CPU JPEG tile batches route through Signinum's scoped batch decoder by default
when the jobs share the same TIFF/DICOM color transform and exact decoded tile
dimensions. Mixed or irregular JPEG jobs fall back to the conservative
per-tile path with the same output behavior.

Optional Iris comparison is wired through `scripts/iris_bench.py` and the
existing `bench_driver` workloads. Iris consumes pre-encoded `.iris` slides, so
set `WSI_BENCH_INCLUDE_IRIS=1` plus either `WSI_IRIS_SLIDE_PATH=/path/file.iris`
for a single slide or `WSI_IRIS_SLIDE_DIR=/path/to/iris-slides` for a directory
containing `<source-stem>.iris` files. Set `WSI_BENCH_GATE_IRIS=1` only when
the run should fail if statumen is slower than Iris.

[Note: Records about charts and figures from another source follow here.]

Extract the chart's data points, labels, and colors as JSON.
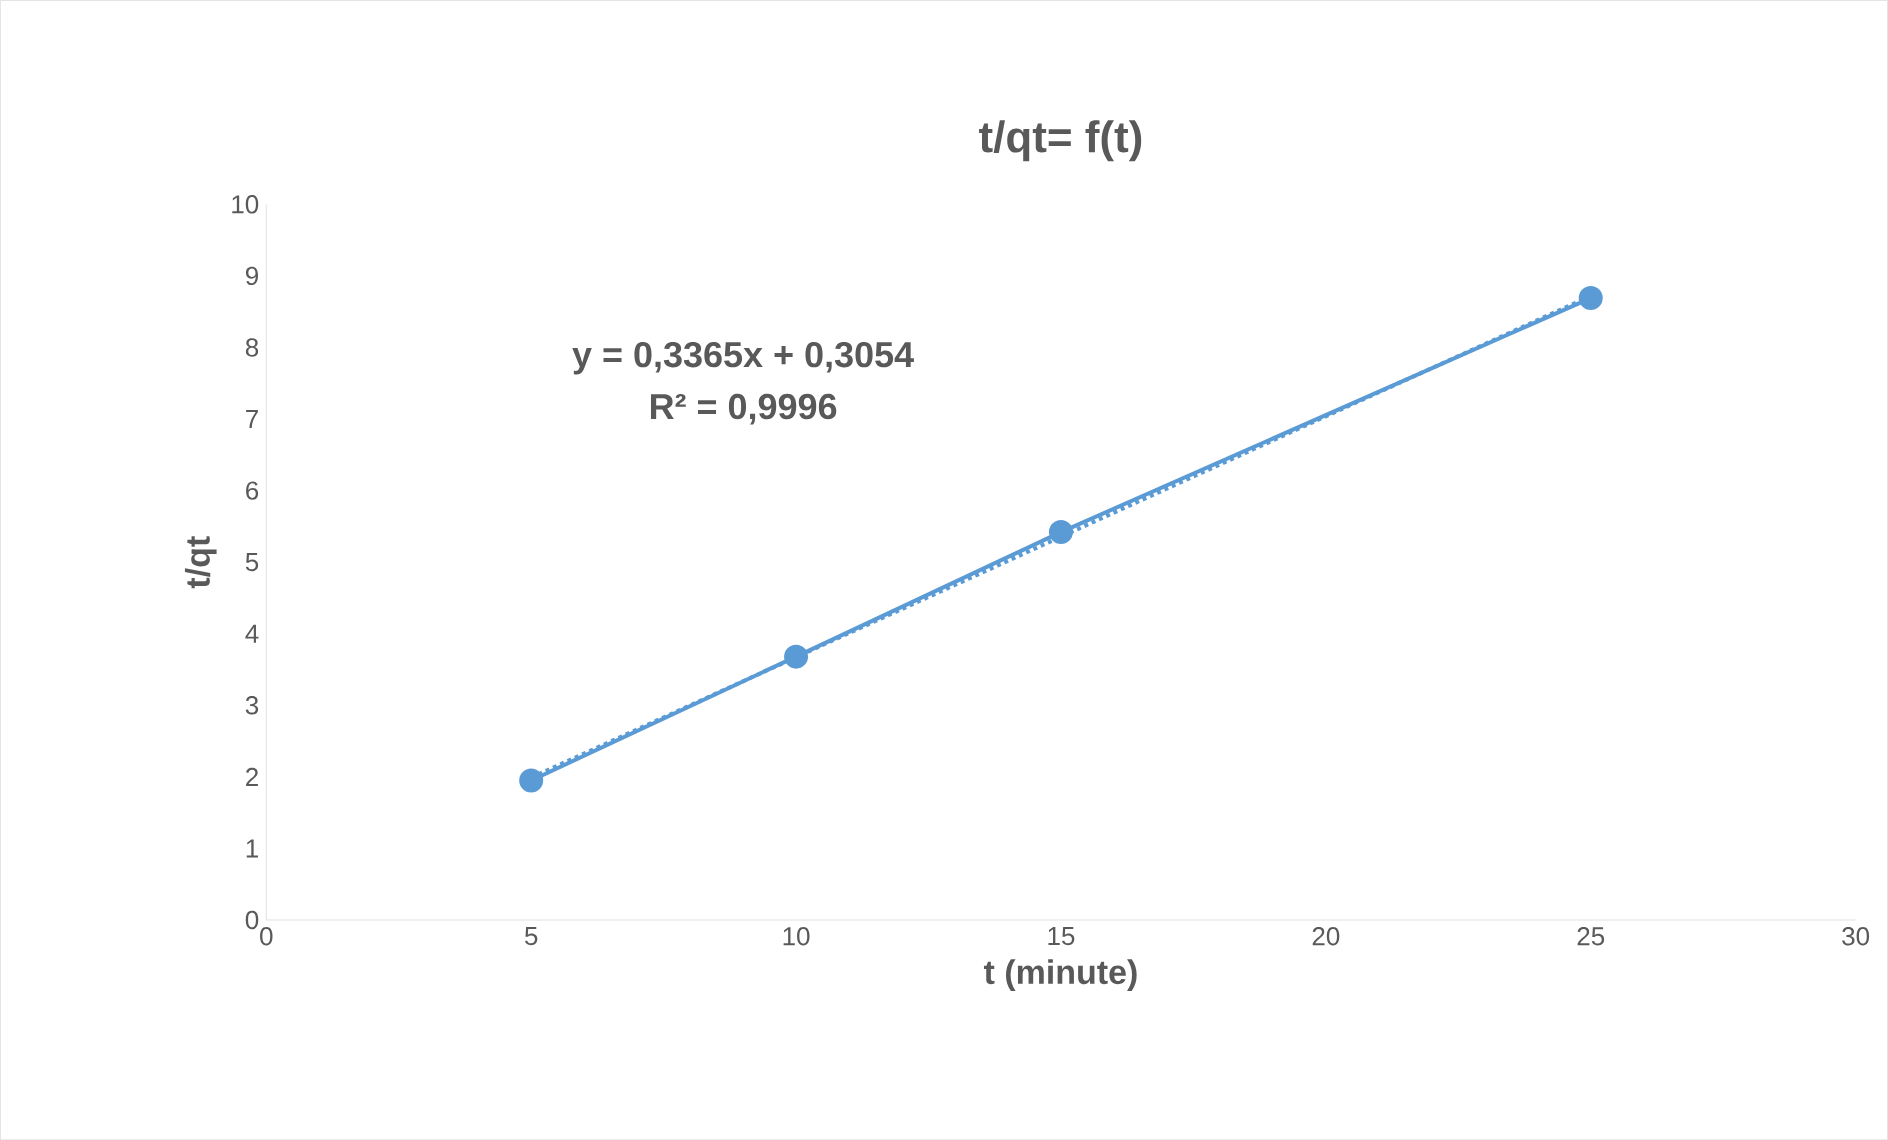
{
  "chart_data": {
    "type": "line",
    "title": "t/qt= f(t)",
    "xlabel": "t (minute)",
    "ylabel": "t/qt",
    "xlim": [
      0,
      30
    ],
    "xticks": [
      0,
      5,
      10,
      15,
      20,
      25,
      30
    ],
    "ylim": [
      0,
      10
    ],
    "yticks": [
      0,
      1,
      2,
      3,
      4,
      5,
      6,
      7,
      8,
      9,
      10
    ],
    "grid": false,
    "series": [
      {
        "color": "#5b9bd5",
        "x": [
          5,
          10,
          15,
          25
        ],
        "values": [
          1.95,
          3.68,
          5.42,
          8.69
        ],
        "marker": "circle",
        "line_style": "solid"
      },
      {
        "color": "#5b9bd5",
        "x": [
          5,
          25
        ],
        "values": [
          1.99,
          8.72
        ],
        "marker": "none",
        "line_style": "dotted"
      }
    ],
    "annotations": [
      "y = 0,3365x + 0,3054",
      "R² = 0,9996"
    ]
  }
}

Phase reports and bench harness sources live under `benches/` and `scripts/`
in the project repository (excluded from the published tarball).

## Codec Library

All production JPEG and JPEG 2000 decode is delegated to the sibling
`signinum` repository. Cite signinum's JOSS paper for codec methods,
ROI / restart-marker APIs, batch decode, and decode-performance claims.

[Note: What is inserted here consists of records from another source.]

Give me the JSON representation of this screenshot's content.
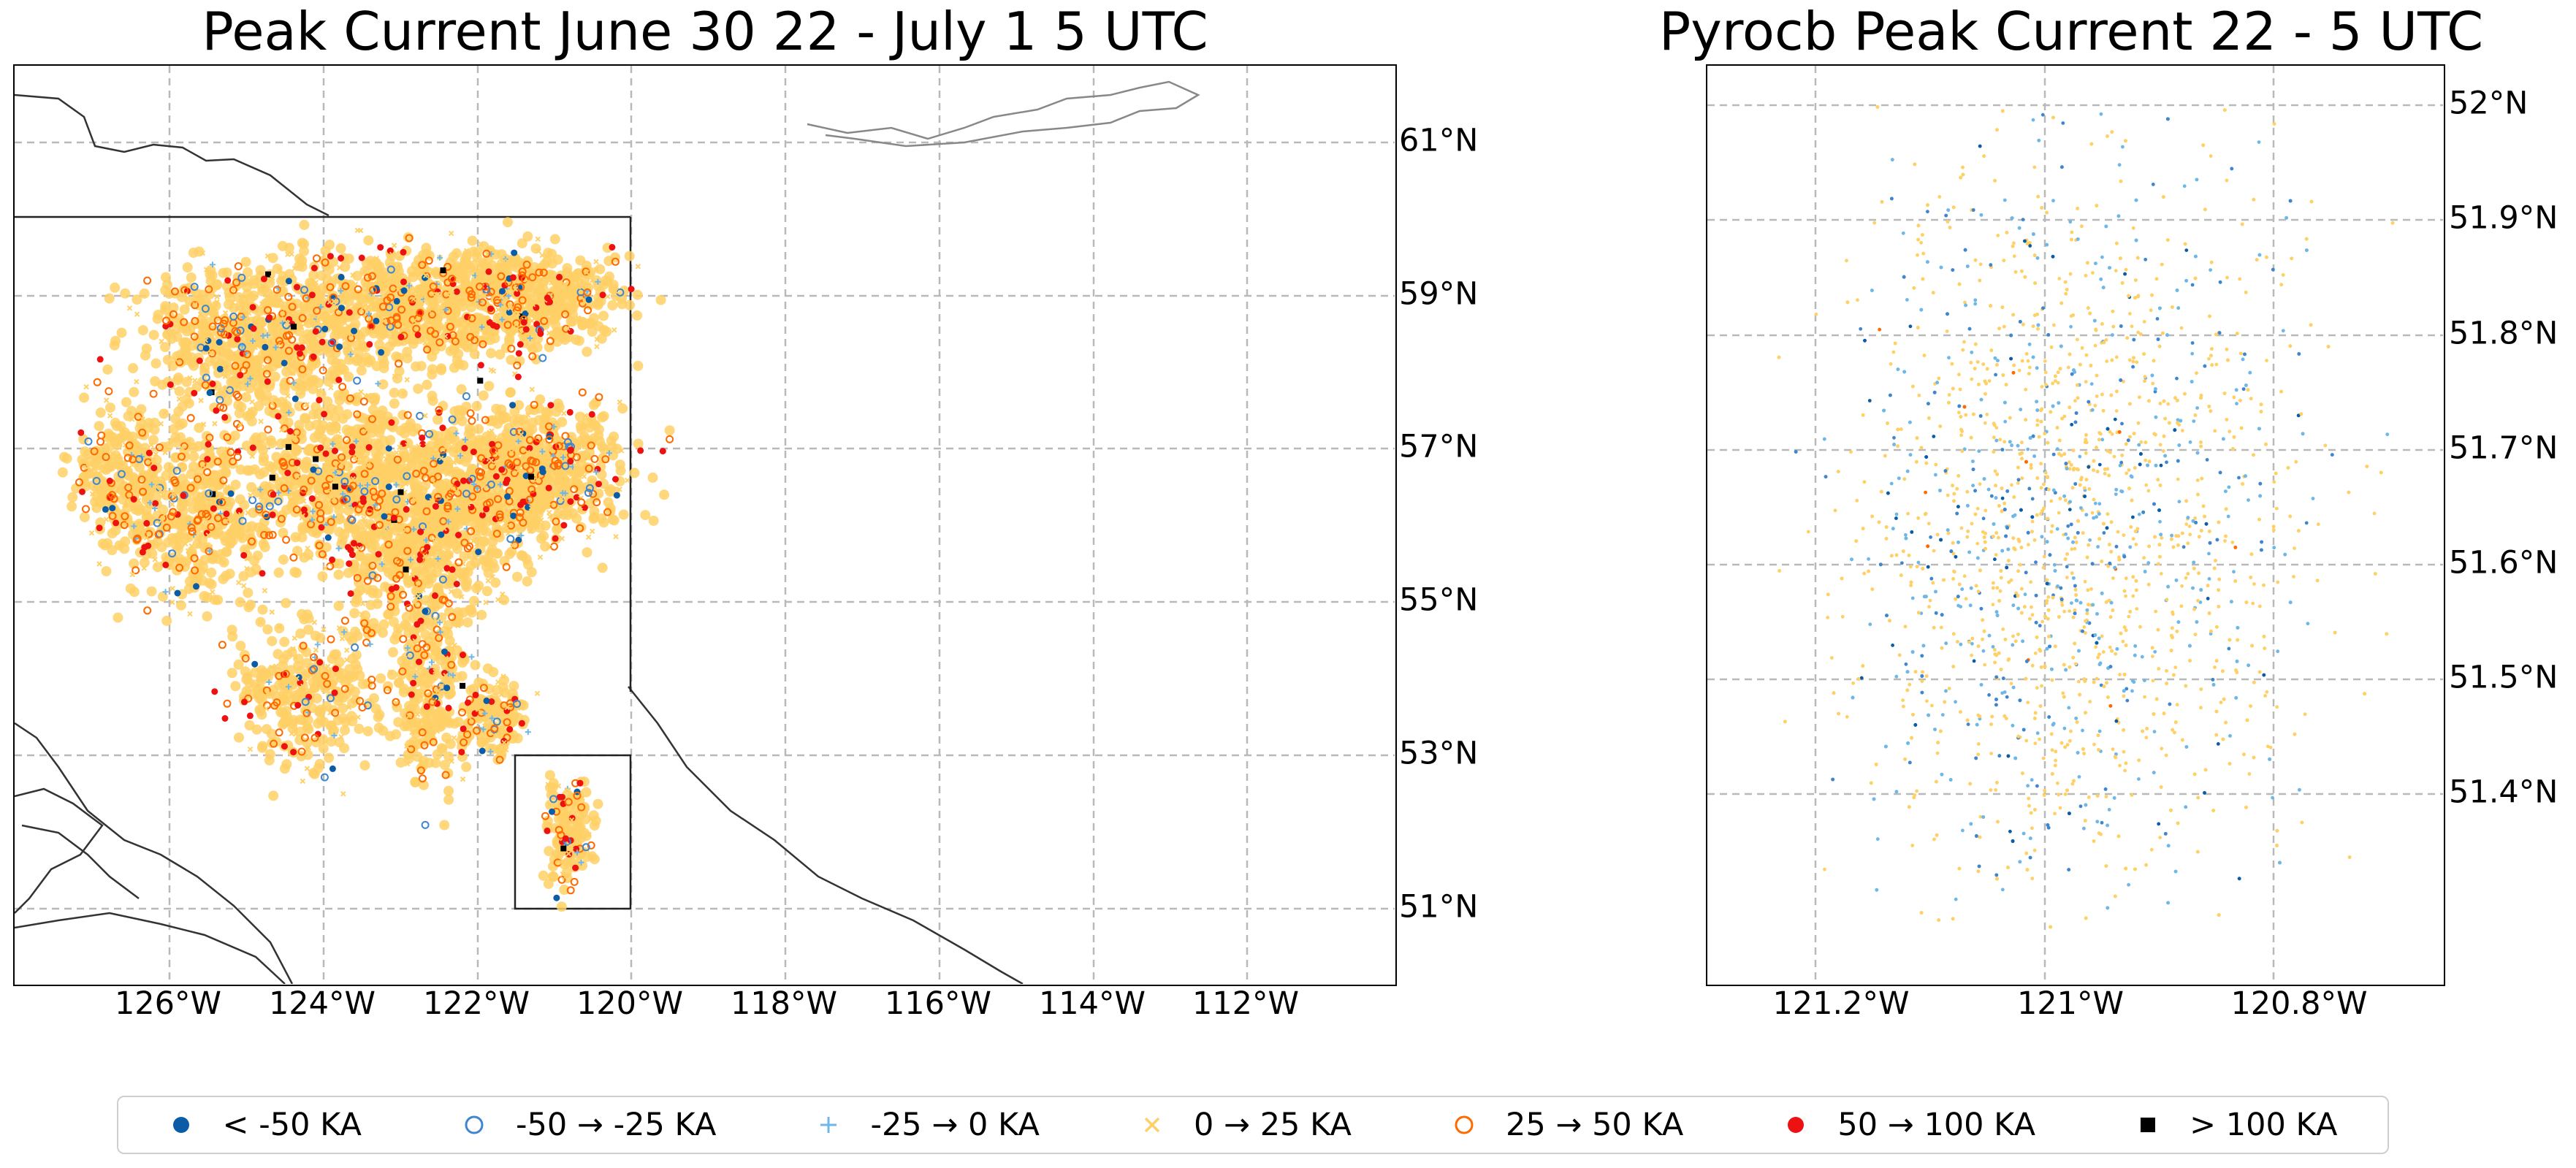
{
  "left_map": {
    "title": "Peak Current June 30 22 - July 1 5 UTC",
    "lon_labels": [
      "126°W",
      "124°W",
      "122°W",
      "120°W",
      "118°W",
      "116°W",
      "114°W",
      "112°W"
    ],
    "lat_labels": [
      "61°N",
      "59°N",
      "57°N",
      "55°N",
      "53°N",
      "51°N"
    ],
    "lon_range": [
      -127.9,
      -110.0
    ],
    "lat_range": [
      50.0,
      62.0
    ],
    "inset_box": {
      "lon": [
        -121.5,
        -120.0
      ],
      "lat": [
        51.0,
        53.0
      ]
    }
  },
  "right_map": {
    "title": "Pyrocb Peak Current 22 - 5 UTC",
    "lon_labels": [
      "121.2°W",
      "121°W",
      "120.8°W"
    ],
    "lat_labels": [
      "52°N",
      "51.9°N",
      "51.8°N",
      "51.7°N",
      "51.6°N",
      "51.5°N",
      "51.4°N"
    ],
    "lon_range": [
      -121.29,
      -120.65
    ],
    "lat_range": [
      51.24,
      52.04
    ]
  },
  "legend": {
    "items": [
      {
        "label": "< -50 KA",
        "marker": "filled-circle",
        "color": "#0b5ca6"
      },
      {
        "label": "-50 → -25 KA",
        "marker": "open-circle",
        "color": "#3f86cf"
      },
      {
        "label": "-25 → 0 KA",
        "marker": "plus",
        "color": "#6fb7e6"
      },
      {
        "label": "0 → 25 KA",
        "marker": "x",
        "color": "#ffd066"
      },
      {
        "label": "25 → 50 KA",
        "marker": "open-circle",
        "color": "#ff6a00"
      },
      {
        "label": "50 → 100 KA",
        "marker": "filled-circle",
        "color": "#ee1111"
      },
      {
        "label": "> 100 KA",
        "marker": "filled-square",
        "color": "#000000"
      }
    ]
  }
}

<!-- TBD: replace with JOSS-issued DOI after acceptance -->

For reader behavior, container parsing, and SlideViewer integration, cite this
workspace separately until a reader-specific artifact exists.

## Contributing

See [`CONTRIBUTING.md`](CONTRIBUTING.md) and our
[`CODE_OF_CONDUCT.md`](CODE_OF_CONDUCT.md). The change log lives in
[`CHANGELOG.md`](CHANGELOG.md).

## License

Apache-2.0. See [`LICENSE`](LICENSE) and the sibling signinum repo for codec
implementation details and its own license metadata.